Wed. Oct 16th, 2024

President Joe Biden’s White House says that the recently signed infrastructure bill “will set the United States on course to meet its climate goals, create millions of good-paying jobs, enable more Americans to join and remain in the labor force, and grow our economy from the bottom up and the middle out.” High aspirations indeed, but diving into the meat and potatoes of the law reveals strange schemes that would never be made into law on their own. “Pork barrel” legislation isn’t a new thing in Washington D.C., but this new “parasite project” might take the cake.

Nomenclature Adjustment

Hidden in the climate change portion of the bill is a section where hundreds of millions of dollars are set aside to create “replacement ecosystems” for “endangered, vulnerable and threatened” animals. The goal of the program sounds simple enough, although its execution will certainly be a lengthy and expensive task: create and monitor preserves for the most critically endangered species. Traditionally, a wildlife preserve is a protected natural area of land or water focused on the conservation and scientific study of certain wild animals, plants, or geological features. The bill, however, adds on an additional type of natural area: the human body. The new language includes a person’s body as a potential preserve, and at first it wasn’t clear why this was done.

After reading into the details of this provision, it is now clear why the change was made. Pthirus pubis is one of the critically endangered species on the list, and there is 14.2 million dollars dedicated to creating new habits for the creatures. If things continue the way they are going, they’re going to go extinct, and one of God’s creatures will be lost to the world forever.

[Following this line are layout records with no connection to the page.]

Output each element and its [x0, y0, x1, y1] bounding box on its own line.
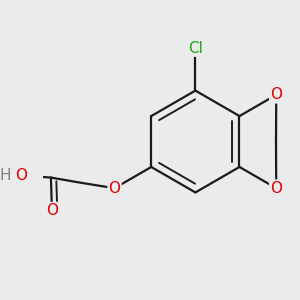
- Text: O: O: [15, 168, 27, 183]
- Text: O: O: [270, 87, 282, 102]
- Text: H: H: [0, 168, 11, 183]
- Text: Cl: Cl: [188, 41, 203, 56]
- Text: O: O: [109, 181, 121, 196]
- Text: O: O: [46, 203, 58, 218]
- Text: O: O: [270, 181, 282, 196]
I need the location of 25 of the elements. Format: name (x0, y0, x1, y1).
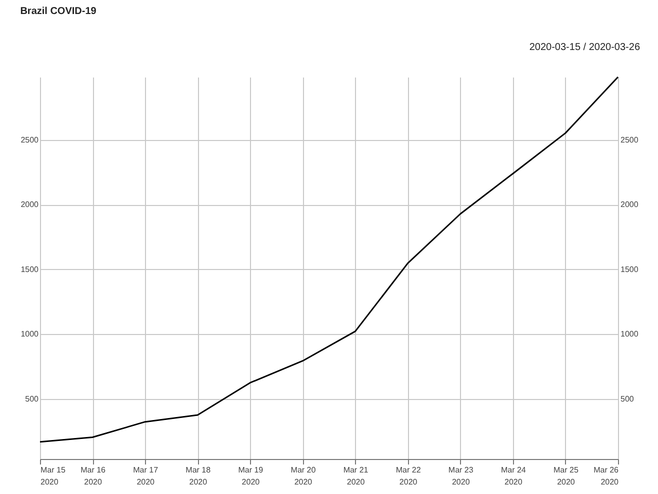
x-tick-label: Mar 23 2020 (448, 466, 474, 486)
line-series (39, 76, 619, 443)
y-tick-label: 2000 (20, 200, 40, 210)
y-tick-label: 500 (25, 394, 40, 404)
x-tick-label: Mar 16 2020 (80, 466, 106, 486)
y2-tick-label: 2500 (620, 135, 639, 144)
x-tick-label: Mar 21 2020 (343, 466, 369, 486)
y2-tick-label: 500 (620, 394, 634, 404)
y2-tick-label: 1500 (620, 264, 639, 274)
x-tick-label: Mar 20 2020 (290, 466, 316, 486)
y-tick-label: 1000 (20, 330, 40, 339)
y-tick-label: 2500 (20, 135, 40, 144)
y-tick-label: 1500 (20, 264, 40, 274)
x-tick-label: Mar 26 2020 (594, 466, 620, 486)
chart-subtitle: 2020-03-15 / 2020-03-26 (529, 42, 640, 53)
x-tick-label: Mar 19 2020 (238, 466, 264, 486)
x-tick-label: Mar 18 2020 (186, 466, 212, 486)
chart-title: Brazil COVID-19 (20, 6, 97, 17)
x-tick-label: Mar 15 2020 (40, 466, 66, 486)
x-tick-label: Mar 17 2020 (133, 466, 159, 486)
x-tick-label: Mar 22 2020 (396, 466, 422, 486)
x-tick-label: Mar 25 2020 (554, 466, 579, 486)
y2-tick-label: 1000 (620, 330, 639, 339)
y2-tick-label: 2000 (620, 200, 639, 210)
x-tick-label: Mar 24 2020 (500, 466, 526, 486)
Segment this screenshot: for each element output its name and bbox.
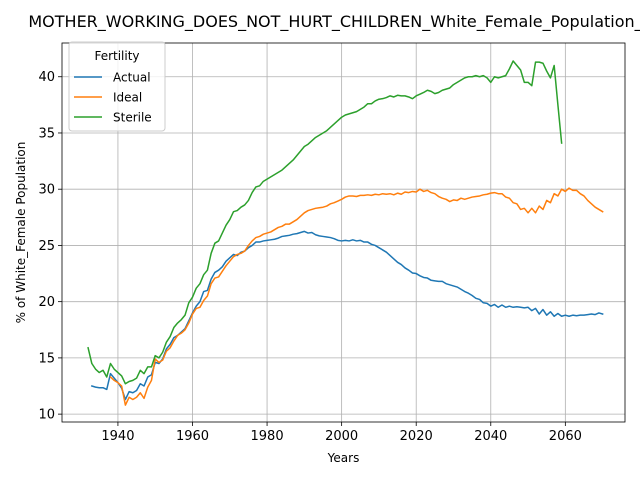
series-lines bbox=[87, 60, 604, 406]
y-tick-label: 20 bbox=[38, 295, 55, 310]
x-axis-ticks: 1940 1960 1980 2000 2020 2040 2060 bbox=[101, 422, 582, 444]
legend-label: Ideal bbox=[113, 91, 142, 105]
legend: Fertility Actual Ideal Sterile bbox=[68, 41, 166, 132]
x-tick-label: 2060 bbox=[549, 429, 582, 444]
legend-title: Fertility bbox=[94, 49, 139, 63]
x-tick-label: 2020 bbox=[400, 429, 433, 444]
y-tick-label: 30 bbox=[38, 183, 55, 198]
x-tick-label: 2040 bbox=[474, 429, 507, 444]
x-tick-label: 1940 bbox=[101, 429, 134, 444]
legend-label: Actual bbox=[113, 71, 151, 85]
series-line-sterile bbox=[87, 60, 563, 385]
y-tick-label: 15 bbox=[38, 351, 55, 366]
y-tick-label: 25 bbox=[38, 239, 55, 254]
legend-label: Sterile bbox=[113, 111, 152, 125]
y-axis-ticks: 10 15 20 25 30 35 40 bbox=[38, 70, 62, 423]
legend-entries: Actual Ideal Sterile bbox=[74, 71, 152, 125]
y-tick-label: 35 bbox=[38, 126, 55, 141]
x-tick-label: 2000 bbox=[325, 429, 358, 444]
chart-title: MOTHER_WORKING_DOES_NOT_HURT_CHILDREN_Wh… bbox=[28, 12, 640, 32]
legend-entry-sterile: Sterile bbox=[74, 111, 152, 125]
legend-box bbox=[68, 41, 166, 132]
legend-entry-actual: Actual bbox=[74, 71, 151, 85]
series-line-ideal bbox=[109, 187, 604, 406]
x-tick-label: 1980 bbox=[251, 429, 284, 444]
y-axis-label: % of White_Female Population bbox=[14, 142, 28, 324]
y-tick-label: 40 bbox=[38, 70, 55, 85]
plot-frame bbox=[61, 42, 626, 423]
x-tick-label: 1960 bbox=[176, 429, 209, 444]
x-axis-label: Years bbox=[327, 451, 360, 465]
y-tick-label: 10 bbox=[38, 408, 55, 423]
legend-entry-ideal: Ideal bbox=[74, 91, 142, 105]
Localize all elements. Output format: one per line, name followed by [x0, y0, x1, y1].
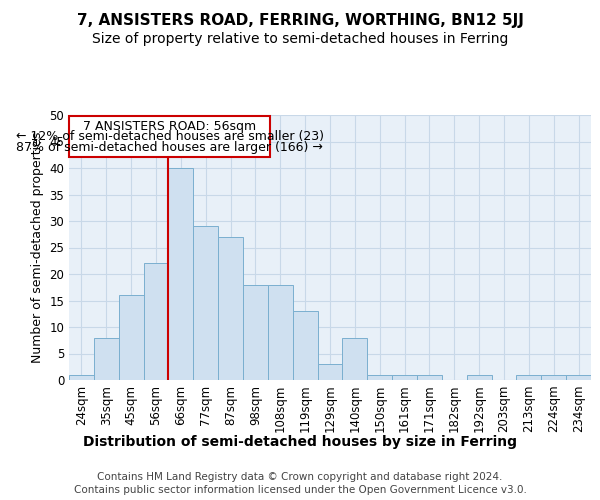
Bar	[94, 338, 119, 380]
Bar	[566, 374, 591, 380]
Bar	[517, 374, 541, 380]
Text: 7 ANSISTERS ROAD: 56sqm: 7 ANSISTERS ROAD: 56sqm	[83, 120, 256, 133]
FancyBboxPatch shape	[70, 116, 271, 158]
Text: Size of property relative to semi-detached houses in Ferring: Size of property relative to semi-detach…	[92, 32, 508, 46]
Bar	[169, 168, 193, 380]
Bar	[467, 374, 491, 380]
Text: Contains HM Land Registry data © Crown copyright and database right 2024.: Contains HM Land Registry data © Crown c…	[97, 472, 503, 482]
Bar	[343, 338, 367, 380]
Text: 7, ANSISTERS ROAD, FERRING, WORTHING, BN12 5JJ: 7, ANSISTERS ROAD, FERRING, WORTHING, BN…	[77, 12, 523, 28]
Bar	[193, 226, 218, 380]
Bar	[541, 374, 566, 380]
Text: ← 12% of semi-detached houses are smaller (23): ← 12% of semi-detached houses are smalle…	[16, 130, 324, 143]
Bar	[317, 364, 343, 380]
Bar	[119, 295, 143, 380]
Bar	[243, 284, 268, 380]
Bar	[143, 264, 169, 380]
Bar	[293, 311, 317, 380]
Bar	[268, 284, 293, 380]
Bar	[417, 374, 442, 380]
Text: 87% of semi-detached houses are larger (166) →: 87% of semi-detached houses are larger (…	[16, 140, 323, 153]
Text: Contains public sector information licensed under the Open Government Licence v3: Contains public sector information licen…	[74, 485, 526, 495]
Text: Distribution of semi-detached houses by size in Ferring: Distribution of semi-detached houses by …	[83, 435, 517, 449]
Bar	[69, 374, 94, 380]
Bar	[218, 237, 243, 380]
Bar	[367, 374, 392, 380]
Y-axis label: Number of semi-detached properties: Number of semi-detached properties	[31, 132, 44, 363]
Bar	[392, 374, 417, 380]
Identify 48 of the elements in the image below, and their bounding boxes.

Big government’s solution? Pay somebody to keep them alive. And just what are the creatures called Pthirus pubis? Pubic lice. Crabs.

Paid Preserves

Once again for clarity: This bill provides funding to pay people to keep pubic lice in their nether regions.

It turns out that the world has done too good of a job getting rid of the little guys in recent decades. What’s interesting is that this program is actually more straightforward and achievable than most of the other projects. The money goes to scientists who are paid to raise the lice like cattle in the lab and then supervise their transfer to volunteers who are paid a stipend to “host” the crabs. The volunteers cannot cut their pubic hair since it is the lice’s habitat and they’re forbidden from using anything containing permethrin, pyrethrins and piperonal butoxide as these chemicals are deadly to the lice. Independent monitors are assigned to each volunteer to ensure compliance with the protocols which also include counting and naming the lice since studies found that people who bond emotionally with their infestation tend to have more successful colonies over several generations. Special bonuses are provided for those who consent to hosting in beards, eyebrows, and eyelashes.

The good news? These will all be jobs for Americans, but the price tag is much higher because of it. An earlier version of the bill allocated just $700 and involved outsourcing the infection to the entire population of a moderately sized village in Northern India.